Nov. 13th, 2013

walkitout: (Default)
I have a really big, really developed tree over on ancestry.com which exists partly as an easy place for me to work and do research, but mostly because it's a way to attract the attention of people who are related to me but don't have any other way to get in touch. Some of the genealogy community has a term for this: cousin bait.

I got a blunt message on ancestry.com: How closely are you related to [one of my deceased uncle's]. The person who sent it had a massive tree -- with no detectable overlap. The profile looks like it belongs to a lawyer in Burley, Idaho, who might be Mormon. Hmmmm.

So I sent back something true, but which didn't compromise anyone's privacy and which was intended to make sure we were in fact talking about the same man, and got an explanation: this is the genealogist friend of someone who would like to establish some limited contact with the extended family.

Turns out I have a cousin -- a _first cousin_ -- that I didn't know existed. This is the classic Mystery Relative: the kid born in a marriage you didn't know ever happened.

So I called the uncle's son, to find out if this is even true (I believed it -- it just made too much sense, even with no supporting documentation). He told me that when he was a kid, he and his siblings snooped around and figured this out, so when my uncle was dying and he divulged the Big Secret, well, it wasn't really a Big Secret. My cousin is unsure who outside his immediate family might know about this. I was calling to find out whether he wanted to establish contact; there's a distinct lack of current enthusiasm, which I would expect. Seriously: reconnecting with long-lost/missing/mystery relations is the definition of Fraught. It never goes well, at least not at first.
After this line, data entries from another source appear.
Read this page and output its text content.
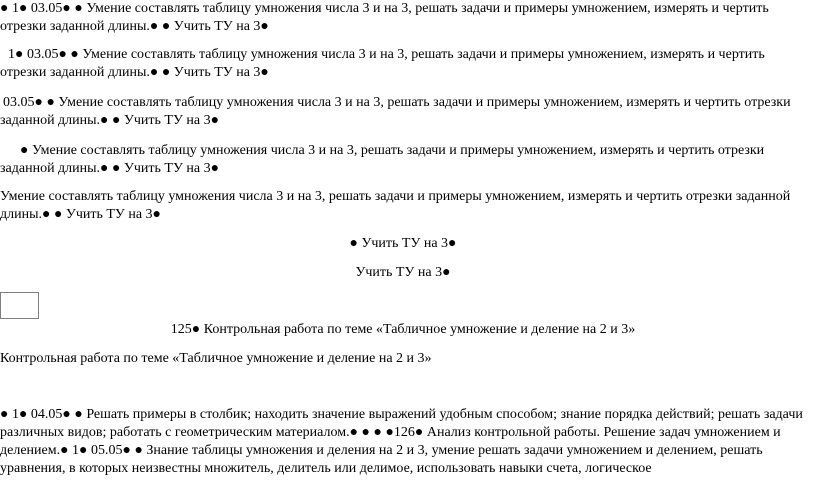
● 1● 03.05● ● Умение составлять таблицу умножения числа 3 и на 3, решать задачи и примеры умножением, измерять и чертить отрезки заданной длины.● ● Учить ТУ на 3●

1● 03.05● ● Умение составлять таблицу умножения числа 3 и на 3, решать задачи и примеры умножением, измерять и чертить отрезки заданной длины.● ● Учить ТУ на 3●

03.05● ● Умение составлять таблицу умножения числа 3 и на 3, решать задачи и примеры умножением, измерять и чертить отрезки заданной длины.● ● Учить ТУ на 3●

● Умение составлять таблицу умножения числа 3 и на 3, решать задачи и примеры умножением, измерять и чертить отрезки заданной длины.● ● Учить ТУ на 3●

Умение составлять таблицу умножения числа 3 и на 3, решать задачи и примеры умножением, измерять и чертить отрезки заданной длины.● ● Учить ТУ на 3●

● Учить ТУ на 3●

Учить ТУ на 3●

125● Контрольная работа по теме «Табличное умножение и деление на 2 и 3»

Контрольная работа по теме «Табличное умножение и деление на 2 и 3»

● 1● 04.05● ● Решать примеры в столбик; находить значение выражений удобным способом; знание порядка действий; решать задачи различных видов; работать с геометрическим материалом.● ● ● ●126● Анализ контрольной работы. Решение задач умножением и делением.● 1● 05.05● ● Знание таблицы умножения и деления на 2 и 3, умение решать задачи умножением и делением, решать уравнения, в которых неизвестны множитель, делитель или делимое, использовать навыки счета, логическое
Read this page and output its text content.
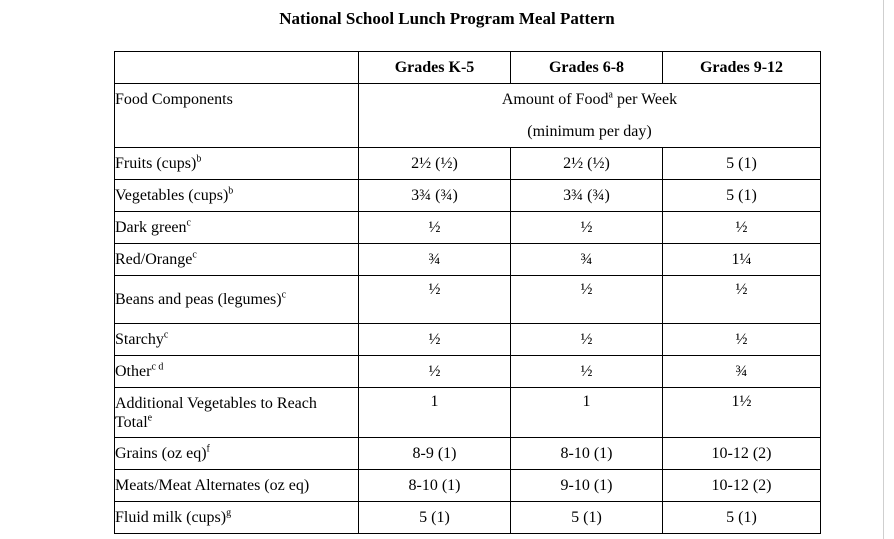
National School Lunch Program Meal Pattern
	Grades K-5	Grades 6-8	Grades 9-12
Food Components	Amount of Food$^a$ per Week		
	(minimum per day)		
Fruits (cups)$^b$	2½ (½)	2½ (½)	5 (1)
Vegetables (cups)$^b$	3¾ (¾)	3¾ (¾)	5 (1)
Dark green$^c$	½	½	½
Red/Orange$^c$	¾	¾	1¼
Beans and peas (legumes)$^c$	½	½	½
Starchy$^c$	½	½	½
Other$^{c d}$	½	½	¾
Additional Vegetables to Reach Total$^e$	1	1	1½
Grains (oz eq)$^f$	8-9 (1)	8-10 (1)	10-12 (2)
Meats/Meat Alternates (oz eq)	8-10 (1)	9-10 (1)	10-12 (2)
Fluid milk (cups)$^g$	5 (1)	5 (1)	5 (1)
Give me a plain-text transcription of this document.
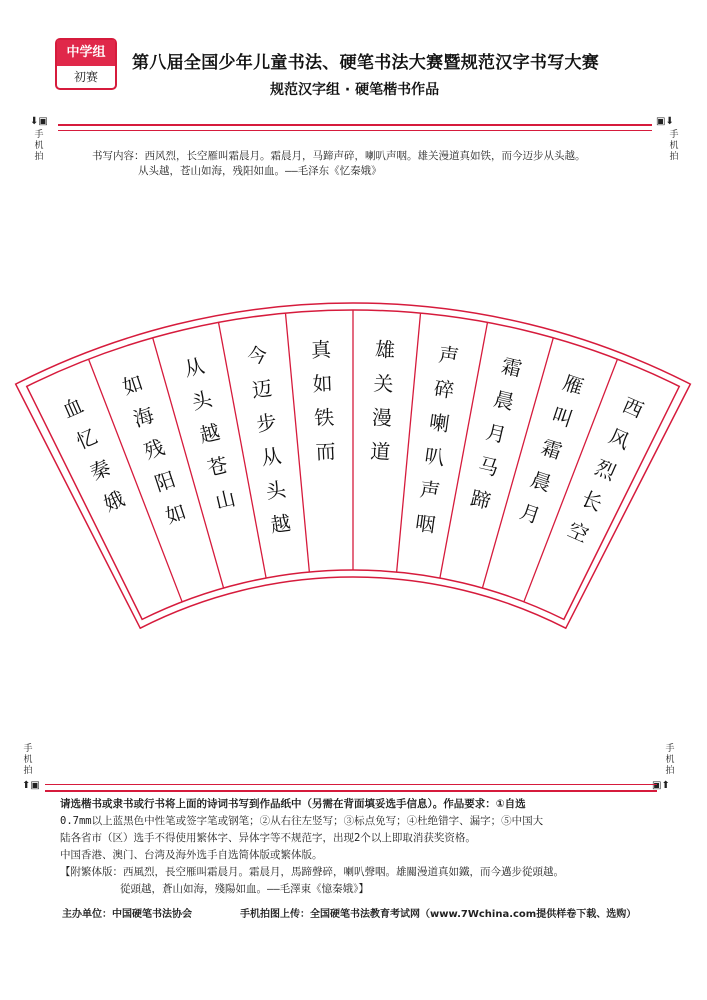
中学组
初赛
第八届全国少年儿童书法、硬笔书法大赛暨规范汉字书写大赛
规范汉字组 · 硬笔楷书作品
⬇▣
手
机
拍
▣⬇
手
机
拍
书写内容：西风烈，长空雁叫霜晨月。霜晨月，马蹄声碎，喇叭声咽。雄关漫道真如铁，而今迈步从头越。
从头越，苍山如海，残阳如血。——毛泽东《忆秦娥》
血
忆
秦
娥
如
海
残
阳
如
从
头
越
苍
山
今
迈
步
从
头
越
真
如
铁
而
雄
关
漫
道
声
碎
喇
叭
声
咽
霜
晨
月
马
蹄
雁
叫
霜
晨
月
西
风
烈
长
空
手
机
拍
⬆▣
手
机
拍
▣⬆
请选楷书或隶书或行书将上面的诗词书写到作品纸中（另需在背面填妥选手信息）。作品要求：①自选
0.7mm以上蓝黑色中性笔或签字笔或钢笔；②从右往左竖写；③标点免写；④杜绝错字、漏字；⑤中国大
陆各省市（区）选手不得使用繁体字、异体字等不规范字，出现2个以上即取消获奖资格。
中国香港、澳门、台湾及海外选手自选简体版或繁体版。
【附繁体版：西風烈，長空雁叫霜晨月。霜晨月，馬蹄聲碎，喇叭聲咽。雄關漫道真如鐵，而今邁步從頭越。
從頭越，蒼山如海，殘陽如血。——毛澤東《憶秦娥》】
主办单位：中国硬笔书法协会	手机拍图上传：全国硬笔书法教育考试网（www.7Wchina.com提供样卷下载、选购）
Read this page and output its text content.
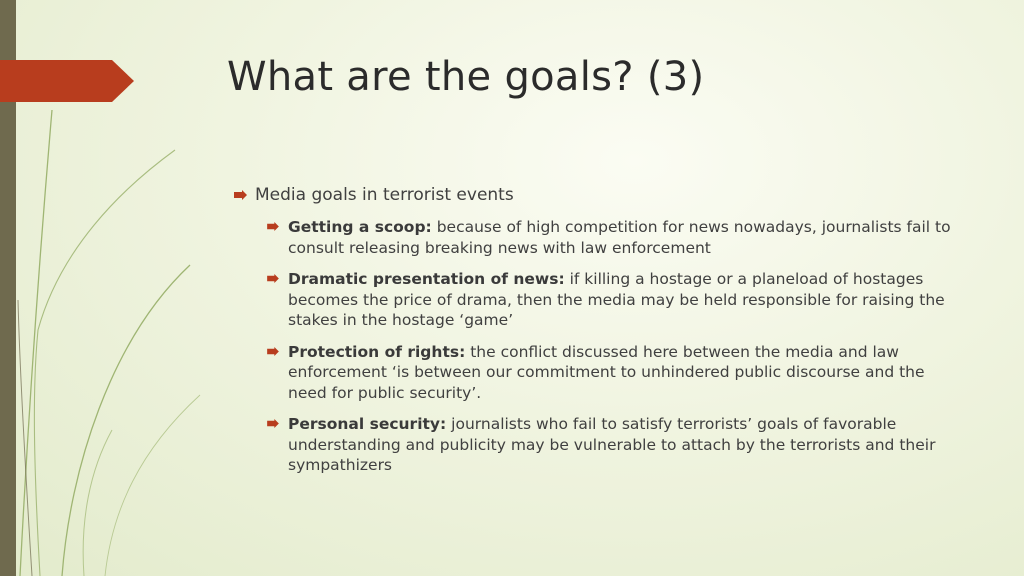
What are the goals? (3)
Media goals in terrorist events
Getting a scoop: because of high competition for news nowadays, journalists fail to consult releasing breaking news with law enforcement
Dramatic presentation of news: if killing a hostage or a planeload of hostages becomes the price of drama, then the media may be held responsible for raising the stakes in the hostage ‘game’
Protection of rights: the conflict discussed here between the media and law enforcement ‘is between our commitment to unhindered public discourse and the need for public security’.
Personal security: journalists who fail to satisfy terrorists’ goals of favorable understanding and publicity may be vulnerable to attach by the terrorists and their sympathizers
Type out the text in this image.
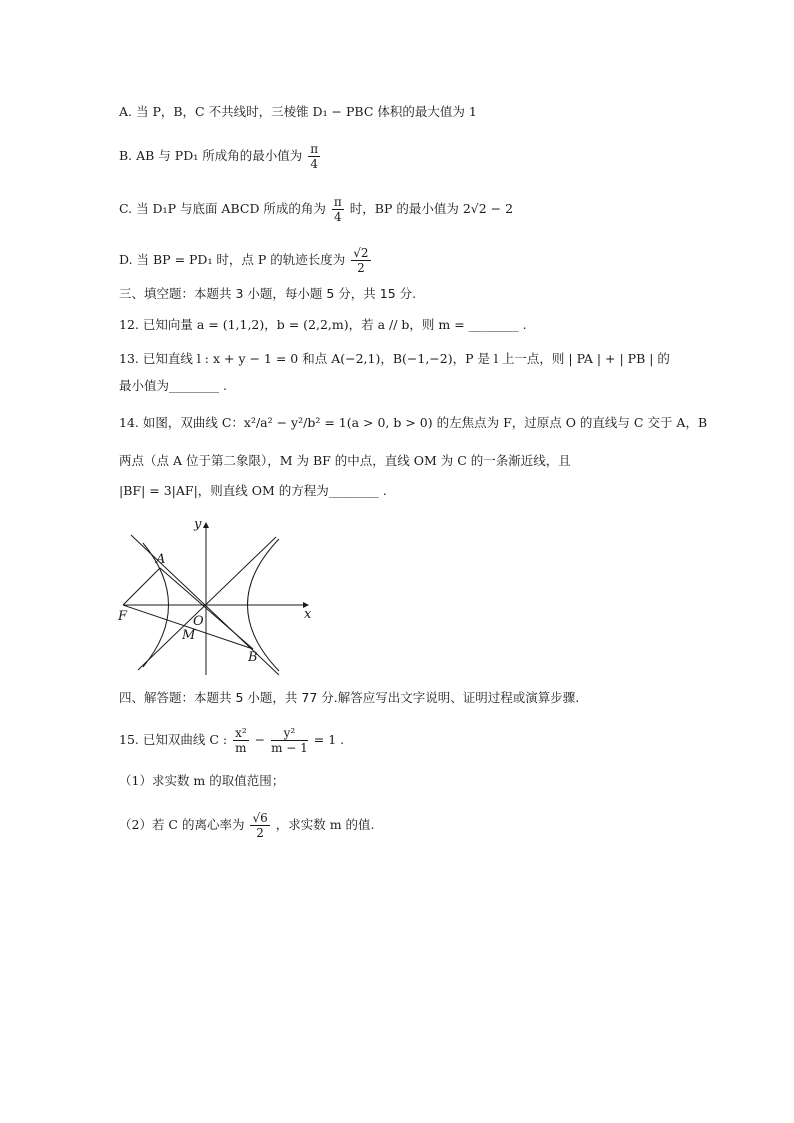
A. 当 P，B，C 不共线时，三棱锥 D₁ − PBC 体积的最大值为 1
B. AB 与 PD₁ 所成角的最小值为 $\frac{\pi}{4}$
C. 当 D₁P 与底面 ABCD 所成的角为 $\frac{\pi}{4}$ 时，BP 的最小值为 2√2 − 2
D. 当 BP = PD₁ 时，点 P 的轨迹长度为 $\frac{√2}{2}$
三、填空题：本题共 3 小题，每小题 5 分，共 15 分.
12. 已知向量 a = (1,1,2)，b = (2,2,m)，若 a // b，则 m = ________ .
13. 已知直线 l : x + y − 1 = 0 和点 A(−2,1)，B(−1,−2)，P 是 l 上一点，则 | PA | + | PB | 的
最小值为________ .
14. 如图，双曲线 C：x²/a² − y²/b² = 1(a > 0, b > 0) 的左焦点为 F，过原点 O 的直线与 C 交于 A，B
两点（点 A 位于第二象限），M 为 BF 的中点，直线 OM 为 C 的一条渐近线，且
|BF| = 3|AF|，则直线 OM 的方程为________ .
y
x
A
F	O
M
B
四、解答题：本题共 5 小题，共 77 分.解答应写出文字说明、证明过程或演算步骤.
15. 已知双曲线 C : $\frac{\text{x²}}{m} - \frac{\text{y²}}{m - 1} = 1$ .
（1）求实数 m 的取值范围；
（2）若 C 的离心率为 $\frac{√6}{2}$ ，求实数 m 的值.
I also called my sister -- who knew none of this. I checked the Family Register for that side of the family. My uncle lied (by omission) to his uncle, when Aron was compiling the little book. Not a surprise. I feel like I saw an index entry about this marriage a year or so back on ancestry, and wondered if that was my uncle or someone else with the same name, but can find no indication of that index entry now.

So I'm now ready for the next step: start calling my cousin contacts around the rest of the family to try to piece together who knew what when. If this is anything like grandma's Too Early Babies, or her parents being first cousins, there will be a lot of, what? What?!? Fun! In an extremely rude sort of way.

I hope my newfound cousin is willing to connect with me in more detail. I love getting to know my extended family, whether that's via e-mail, phone, FB or other. And I love that technology makes that _possible_, when for so many generations technology mostly just made it easier and easier to run away from each other.